Endpoint: PUT https://platform-api.unith.ai/head/yourHeadId/video-streaming?videoStreaming=true
Query Parameter
CURL Example
curl -X 'PUT' \
'https://platform-api.unith.ai/head/yourHeadId/video-streaming?videoStreaming=true' \
-H 'accept: */*' \
-H 'Authorization: Bearer yourBearerKey'Converting to a streaming digital human is only possible if your head_visual is in default mode. If you used the expressive mode for your digital human, your head_visual used the two_loops mode, and conversion to streaming is not possible.
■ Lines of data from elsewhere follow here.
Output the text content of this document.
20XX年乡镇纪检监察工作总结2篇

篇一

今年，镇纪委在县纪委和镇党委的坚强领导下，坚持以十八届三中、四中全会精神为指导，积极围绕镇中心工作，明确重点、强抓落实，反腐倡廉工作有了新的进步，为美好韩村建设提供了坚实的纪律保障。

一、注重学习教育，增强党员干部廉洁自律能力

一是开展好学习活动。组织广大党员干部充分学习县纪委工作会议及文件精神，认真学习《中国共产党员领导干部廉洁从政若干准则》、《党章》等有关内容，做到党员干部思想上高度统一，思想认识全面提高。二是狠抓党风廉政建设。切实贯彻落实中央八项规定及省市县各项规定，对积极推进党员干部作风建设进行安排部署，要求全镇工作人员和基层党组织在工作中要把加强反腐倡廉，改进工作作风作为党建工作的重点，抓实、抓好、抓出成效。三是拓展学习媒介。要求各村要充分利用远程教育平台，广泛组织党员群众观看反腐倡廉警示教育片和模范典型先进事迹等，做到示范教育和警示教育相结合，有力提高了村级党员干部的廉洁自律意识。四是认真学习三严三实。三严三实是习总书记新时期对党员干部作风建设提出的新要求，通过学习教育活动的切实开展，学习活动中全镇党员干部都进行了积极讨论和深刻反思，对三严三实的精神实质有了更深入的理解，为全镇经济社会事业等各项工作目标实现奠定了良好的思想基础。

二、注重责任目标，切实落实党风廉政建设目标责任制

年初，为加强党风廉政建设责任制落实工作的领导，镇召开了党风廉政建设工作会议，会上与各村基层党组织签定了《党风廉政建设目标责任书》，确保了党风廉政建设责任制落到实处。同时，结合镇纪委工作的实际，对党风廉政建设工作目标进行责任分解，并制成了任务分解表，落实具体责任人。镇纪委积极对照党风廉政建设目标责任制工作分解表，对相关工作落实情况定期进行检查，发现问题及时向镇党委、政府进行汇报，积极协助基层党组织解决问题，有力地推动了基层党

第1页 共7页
In this case, you'll need to create a new digital human.
Note: You can only convert streaming digital humans back to legacy digital humans if the head_visual is using default mode.
To retrieve the mode of head visual follow these steps:
# 1. Get head_visual id from head id resource
curl -X 'GET' \
'https://platform-api.unith.ai/head/yourHeadId' \
-H 'accept: application/json' \
-H 'Authorization: Bearer yourBearerToken'
# 2. Get head visual mode using head_visual_id
curl -X 'GET' \
'https://platform-api.unith.ai/head_visual/yourHeadVisualId' \
-H 'accept: application/json' \
-H 'Authorization: Bearer yourBearerToken'Text splitting (splitter=true) is incompatible with streaming mode. By setting videoStreaming to true, the text splitter will automatically be disabled. Enabling text splitter will forcefully turn streaming digital human back to legacy.
Step 3: Update Access URL
- api will return new streaming URL
- legacy chat.unith will no longer be accesible
URL Format Change
| Mode | URL Format | Example |
|---|---|---|
| Legacy Mode | https://chat.unith.ai/{org_id}/{head_id} | https://chat.unith.ai/example-corp/jane-15326 |
| Streaming Mode | https://stream.unith.ai/{org_id}/{head_id} | https://stream.unith.ai/example-corp/jane-15326 |
Simply replace chat with stream in your Digital Human's URL to access streaming mode after completing the configuration steps.
Complete Conversion Example
This example demonstrates the full conversion process from legacy to streaming mode:
# Step 1: Configure streaming-compatible voice
curl -X 'PUT' \
'https://platform-api.unith.ai/head/update' \
-H 'accept: application/json' \
-H 'Authorization: Bearer yourBearerToken' \
-H 'Content-Type: application/json' \
-d '{
"id": "headId",
"ttsProvider": "ttsProvider",
"ttsVoice": "ttsVoice"
}'
# Step 2: Enable videoStreaming parameter
curl -X 'PUT' \
'https://platform-api.unith.ai/head/yourHeadId/video-streaming?videoStreaming=true' \
-H 'accept: application/json' \
-H 'Authorization: Bearer yourBearerToken'
# Step 3: Access your Digital Human at the streaming URL
# https://stream.unith.ai/yourOrgId/yourHeadIDEmbed Integration Considerations
When converting to streaming mode, update your embed configurations accordingly. To learn more please visit our embeding guideline here.
Important Notes
TTS Provider Compatibility: Only Microsoft Azure and ElevenLabs support streaming mode. Other providers will return an error if you attempt to enable streaming.
Text Splitter Incompatibility: The text splitter (splitter=true) cannot be used in streaming mode. These features are mutually exclusive.
Voice Selection: Not all voices from streaming-compatible providers support streaming. Refer to the Voice Selection Guide for recommended streaming voices.
Configuration Order: Follow the conversion steps in the exact order provided to avoid configuration errors. The platform validates state transitions to prevent invalid configurations.
URL Access: Your Digital Human must be accessed via the correct URL for its mode. Legacy mode uses chat.unith.ai while streaming mode uses stream.unith.ai.
API Validation: The platform enforces configuration rules at the API level. Invalid state transitions will return descriptive error messages to guide proper configuration.